While we as a nation have witnessed a general trend towards direct election of our leadership (Senators used to be elected by state representatives, for example) eliminating the electoral college requires more than a simple amendment to the constitution.

One question that immediately comes to mind is whether a simple plurality of votes is enough to win. Runoff elections would be a distinct possibility.

While the articals of confederation did fail, the current Fed govt was set up more to help the states get along then to wield power over them. Even the name United States of America shows the importance of the states. The states themselves are the ones who decides how to choose the electors.

In Florida, after the election results were counted, recounted, re-recounted, ect. The Florida gov’t was just going to appoint it’s own electors which is it’s right.

The EC system was set up to accomodate a state vote in a way that tries not to leave low pop. states w/o enough representation while giving high pop states some extra rep.

IIRC 2 states, Maine being one of them, allow their electors to be split. This doesn’t address the advantage given to low pop states but does help out somewhat with the all or nothing system most states have in place now

In order to change the electoral college you need a constitutional amendment. That requires passage by 2/3 of the house, 2/3 of the senate, and ratification by 3/4 of the state legislatures (the president has no formal role in amendments). This is why the electoral college will not be repealed. All you need is 13 state legislatures who like things the way they are, and the amendment is blocked.

good catch Lemur.
quite right, it takes ratification by 3/4 of the states (rather than the 2/3 i said) to get an ammendment.
just makes the argument stronger; not a chance in hell.
-Luckie

p.s.: I could, however, see the balance shift further towards the “one state, one vote” side. If more states went with a Maine-style proportional allocation scheme, It would be more likely that a 3rd party candidate could toss it to the house.

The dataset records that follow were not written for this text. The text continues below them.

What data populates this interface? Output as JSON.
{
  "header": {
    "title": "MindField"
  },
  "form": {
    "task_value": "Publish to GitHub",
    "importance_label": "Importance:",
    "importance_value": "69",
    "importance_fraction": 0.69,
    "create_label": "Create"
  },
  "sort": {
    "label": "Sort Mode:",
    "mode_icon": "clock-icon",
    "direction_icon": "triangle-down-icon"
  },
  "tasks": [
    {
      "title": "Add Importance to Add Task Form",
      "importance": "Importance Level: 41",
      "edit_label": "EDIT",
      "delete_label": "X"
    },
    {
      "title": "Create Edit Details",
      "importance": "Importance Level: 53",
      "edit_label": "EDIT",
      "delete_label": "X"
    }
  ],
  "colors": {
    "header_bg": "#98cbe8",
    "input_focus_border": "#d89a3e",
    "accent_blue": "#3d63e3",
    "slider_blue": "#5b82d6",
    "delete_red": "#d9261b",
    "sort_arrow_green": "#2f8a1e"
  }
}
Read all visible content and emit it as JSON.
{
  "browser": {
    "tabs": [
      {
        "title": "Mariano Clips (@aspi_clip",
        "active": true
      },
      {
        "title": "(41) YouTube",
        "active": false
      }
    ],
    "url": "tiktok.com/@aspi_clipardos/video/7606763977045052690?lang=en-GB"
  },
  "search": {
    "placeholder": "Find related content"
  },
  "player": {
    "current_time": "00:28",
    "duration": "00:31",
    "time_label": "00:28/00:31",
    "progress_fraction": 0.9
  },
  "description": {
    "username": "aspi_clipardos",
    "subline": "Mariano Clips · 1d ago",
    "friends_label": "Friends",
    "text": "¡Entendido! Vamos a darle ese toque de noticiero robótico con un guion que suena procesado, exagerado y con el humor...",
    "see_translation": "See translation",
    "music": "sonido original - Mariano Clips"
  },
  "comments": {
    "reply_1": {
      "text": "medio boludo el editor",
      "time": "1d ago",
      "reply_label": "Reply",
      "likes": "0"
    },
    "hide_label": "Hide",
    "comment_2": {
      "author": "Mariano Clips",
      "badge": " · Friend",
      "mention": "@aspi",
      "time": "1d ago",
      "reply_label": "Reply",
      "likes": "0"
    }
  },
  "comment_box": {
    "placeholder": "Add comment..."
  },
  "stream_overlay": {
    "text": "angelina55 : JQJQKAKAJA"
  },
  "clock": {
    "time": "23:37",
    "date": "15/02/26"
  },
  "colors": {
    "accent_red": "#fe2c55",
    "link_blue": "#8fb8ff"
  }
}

Why do people keep insisting that the EC ensures that more attention will get paid to small, agricultural states. During this last election, the candidates spend the lion’s share of their time and money in places like Pennsylvania, Michigan, Florida, etc… Almost no attention got paid to smaller states, and I certainly didn’t hear anybody with any great ideas about agriculture in America.

:: eyes thread knowingly while patiently sharpening knives ::

Hey Montfort,
While we are waiting for the rest of the thread to arrive, perhaps you’d care to come over and Explain in detail why democracy cannot exist in a republic?


( Imagine pirate flag gif here. )

ITR champion: It’s the small states that gave Bush the presidency. Bush didn’t win many big states (except Texas, of course), but all of those 3’s and 4’s added up to give Bush enough votes to pull it off. Bush didn’t have to visit the small states because they were considered “safe” Republican states. OTOH, if Gore had bothered to visit a few, he might have been able to win a few and make Florida irrelevant.

One further thought: the Electoral College system was key to the formation of our country. Without it, half of the 13 Colonies would have never ratified the Constitution. Thus, if we were going to change the EC, the only fair way to do it would be through a constitutional convention that states could choose to opt out of.